L’arrière

« L’arrière » est un mot de soldat, un concept militaire ; c’est tout l’espace qui se trouve à l’arrière du front, globalement stabilisé à l’automne 14, à partir de 10 à 20 kilomètres des tranchées de première ligne. Il s’agit, là encore, d’une notion radicalement nouvelle et qui ne prend tout son sens que dans le cadre d’une guerre totale ou tous les membres du corps social, combattant ou pas, sont inextricablement liés, interdépendants, interactifs.
C’est en effet l’arrière qui rend les combats possibles en produisant tout ce que la première guerre industrielle dévore. A la terre, dans une France encore majoritairement paysanne, ce sont souvent les femmes qui tiennent les mancherons de la charrue et parfois même qui la tirent lorsque les chevaux ont été réquisitionnés. Dans les usines, d’armement ou autre, ce sont elles , assistées d’enfants, de personnes âgées et de main d’œuvre immigrée ( souvent chinoise…) qui remplacent les bras des hommes mobilisés par l’armée.
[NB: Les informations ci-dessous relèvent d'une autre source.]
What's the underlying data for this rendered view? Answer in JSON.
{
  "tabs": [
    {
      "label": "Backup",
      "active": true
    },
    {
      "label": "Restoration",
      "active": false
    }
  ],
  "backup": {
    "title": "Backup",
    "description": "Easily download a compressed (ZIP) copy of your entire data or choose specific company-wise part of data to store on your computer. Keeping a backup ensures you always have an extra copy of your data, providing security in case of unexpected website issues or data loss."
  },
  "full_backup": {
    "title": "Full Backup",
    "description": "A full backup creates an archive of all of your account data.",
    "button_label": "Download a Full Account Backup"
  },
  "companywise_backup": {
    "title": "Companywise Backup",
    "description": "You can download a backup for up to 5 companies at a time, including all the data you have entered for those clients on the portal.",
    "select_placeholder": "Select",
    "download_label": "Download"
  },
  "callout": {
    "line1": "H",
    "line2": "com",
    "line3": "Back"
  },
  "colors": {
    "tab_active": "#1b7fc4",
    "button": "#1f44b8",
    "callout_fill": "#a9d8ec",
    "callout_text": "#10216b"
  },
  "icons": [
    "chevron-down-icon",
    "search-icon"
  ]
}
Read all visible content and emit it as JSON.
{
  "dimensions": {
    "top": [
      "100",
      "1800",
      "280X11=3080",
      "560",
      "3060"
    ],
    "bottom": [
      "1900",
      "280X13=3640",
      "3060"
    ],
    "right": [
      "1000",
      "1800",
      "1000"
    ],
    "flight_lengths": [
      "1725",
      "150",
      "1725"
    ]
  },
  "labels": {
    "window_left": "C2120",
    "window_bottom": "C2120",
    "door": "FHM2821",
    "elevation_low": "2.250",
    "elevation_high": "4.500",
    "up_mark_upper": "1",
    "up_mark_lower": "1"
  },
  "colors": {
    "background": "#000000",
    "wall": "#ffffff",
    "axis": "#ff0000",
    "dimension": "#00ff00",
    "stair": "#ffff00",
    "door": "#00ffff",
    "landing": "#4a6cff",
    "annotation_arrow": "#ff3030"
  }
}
Pour les soldats, très vite, l’arrière devient un ailleurs radical et fantasmé, si loin si proche. Il apparait comme un lieu de sécurité, bien sur, mais aussi d’abondance et de confort à l’opposé de leur insondable misère ; un monde de lumière et de fête, de nourritures et de vins fins, de bains chauds et de lits épais et de femmes, surtout de femmes. Mais tout cela, dans l’esprit du combattant, est réservé aux privilégiés, les « profiteurs de guerre » les « marchands de canons »qui construisent des fortunes bien réelles dans les fournitures aux armées ou les « planqués » honnis, « fils à papa » occupant des postes bien à l’abri des locaux administratifs et paradant sur les boulevards dans des uniformes aussi impeccables qu’usurpés. C’est un univers par qui ils ont le sentiment croissant, et hélas pas toujours faux , d’être rejetés et contre lequel ils accumulent un ressentiment aggravé par le « bourrage de crane » de la presse censurée .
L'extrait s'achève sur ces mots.